Was there any comb in the car and did you get it out?


----------



## JF12376 (Sep 11, 2011)

No comb. Found spots about half the size of a BB where they were going to start but that was it. My box has 3 drawn frames with some old honey in the corners and 2 new frames.


----------



## JF12376 (Sep 11, 2011)

At this point, is there anything I can do to increase my chances of them moving into my box instead of staying in the car??


----------



## Tenbears (May 15, 2012)

Yes, find the queen Cage her and place her in the box, the rest will follow!


----------



## JF12376 (Sep 11, 2011)

I wish I could. A lot of the bees are up inside the rear bumper where I can't get at them. I need to attract them towards my box. Any ideas?


----------



## Riverderwent (May 23, 2013)

JF12376 said:


> I wish I could. A lot of the bees are up inside the rear bumper where I can't get at them. I need to attract them towards my box. Any ideas?


Spray imitation almond flavoring or amoretta into the area that you want them to abandon, trying to avoid spraying the bees themselves. Ordinarily, you could smoke them away from their cavity and then spray Beequick. But you should not use a smoker around cars and flammable liquids.


----------



## tanksbees (Jun 16, 2014)

Riverderwent said:


> But you should not use a smoker around cars and flammable liquids.


I think you might be excessively paranoid.


----------



## D Coates (Jan 6, 2006)

I'd simply smoke the heck out of wherever I think they're hiding.

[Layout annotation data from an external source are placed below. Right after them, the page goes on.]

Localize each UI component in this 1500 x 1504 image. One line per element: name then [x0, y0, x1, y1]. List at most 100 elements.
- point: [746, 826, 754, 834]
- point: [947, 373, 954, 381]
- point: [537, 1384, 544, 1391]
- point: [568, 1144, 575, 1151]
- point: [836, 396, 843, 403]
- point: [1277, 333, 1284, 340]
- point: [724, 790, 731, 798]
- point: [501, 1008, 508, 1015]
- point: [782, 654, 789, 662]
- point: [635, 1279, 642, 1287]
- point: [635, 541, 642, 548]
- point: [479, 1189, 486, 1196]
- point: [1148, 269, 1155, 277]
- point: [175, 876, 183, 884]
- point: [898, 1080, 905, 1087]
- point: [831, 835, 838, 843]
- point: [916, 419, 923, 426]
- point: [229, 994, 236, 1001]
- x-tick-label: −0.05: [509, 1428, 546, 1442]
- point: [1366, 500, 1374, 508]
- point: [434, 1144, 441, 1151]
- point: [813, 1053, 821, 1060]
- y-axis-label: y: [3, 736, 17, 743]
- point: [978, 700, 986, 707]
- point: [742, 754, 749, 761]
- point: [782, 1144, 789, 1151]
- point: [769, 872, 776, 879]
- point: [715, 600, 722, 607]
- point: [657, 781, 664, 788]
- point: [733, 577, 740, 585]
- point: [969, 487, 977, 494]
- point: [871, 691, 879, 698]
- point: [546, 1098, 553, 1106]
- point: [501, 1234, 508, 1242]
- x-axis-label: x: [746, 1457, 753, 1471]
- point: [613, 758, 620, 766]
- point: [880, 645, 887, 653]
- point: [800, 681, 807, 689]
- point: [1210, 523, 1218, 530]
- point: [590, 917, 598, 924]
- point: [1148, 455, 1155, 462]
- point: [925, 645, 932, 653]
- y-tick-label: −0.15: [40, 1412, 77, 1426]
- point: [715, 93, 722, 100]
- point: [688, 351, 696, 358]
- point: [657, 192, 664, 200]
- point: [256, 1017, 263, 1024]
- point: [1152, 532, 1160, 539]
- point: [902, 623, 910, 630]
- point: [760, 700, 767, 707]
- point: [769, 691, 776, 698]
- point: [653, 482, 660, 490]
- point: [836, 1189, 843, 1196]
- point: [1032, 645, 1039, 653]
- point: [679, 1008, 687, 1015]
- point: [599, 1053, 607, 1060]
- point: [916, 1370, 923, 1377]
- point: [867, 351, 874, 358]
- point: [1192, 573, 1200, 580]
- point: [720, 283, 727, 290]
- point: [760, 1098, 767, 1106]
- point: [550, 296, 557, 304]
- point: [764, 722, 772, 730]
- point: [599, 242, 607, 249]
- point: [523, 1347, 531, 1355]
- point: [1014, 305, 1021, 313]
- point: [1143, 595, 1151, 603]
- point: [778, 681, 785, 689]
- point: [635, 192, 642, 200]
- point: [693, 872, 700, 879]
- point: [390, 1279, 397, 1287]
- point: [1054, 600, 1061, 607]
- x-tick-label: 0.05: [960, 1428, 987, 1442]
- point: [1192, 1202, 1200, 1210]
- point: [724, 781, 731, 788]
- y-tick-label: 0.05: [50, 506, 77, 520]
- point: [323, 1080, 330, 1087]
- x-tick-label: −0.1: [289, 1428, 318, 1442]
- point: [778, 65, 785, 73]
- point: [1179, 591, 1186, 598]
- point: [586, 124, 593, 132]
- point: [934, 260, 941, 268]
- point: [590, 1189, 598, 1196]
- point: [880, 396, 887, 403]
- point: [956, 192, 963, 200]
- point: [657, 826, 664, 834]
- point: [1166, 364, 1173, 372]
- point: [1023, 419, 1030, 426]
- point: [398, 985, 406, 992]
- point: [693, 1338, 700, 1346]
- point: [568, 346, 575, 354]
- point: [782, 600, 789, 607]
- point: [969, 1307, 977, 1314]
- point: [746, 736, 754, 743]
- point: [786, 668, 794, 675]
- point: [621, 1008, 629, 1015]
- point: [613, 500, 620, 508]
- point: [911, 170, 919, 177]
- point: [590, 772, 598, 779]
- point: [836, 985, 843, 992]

A smoker should be smoking not flaming or throwing sparks, if it is you're doing it wrong. They'll eventually start pouring out of whatever cavity their occupying if there's no brood. Watch them closely as they do and you might find the queen. Also have an open frame of brood for those you've already captured. It'll keep them from leaving and may entice the queen to head that way too.


----------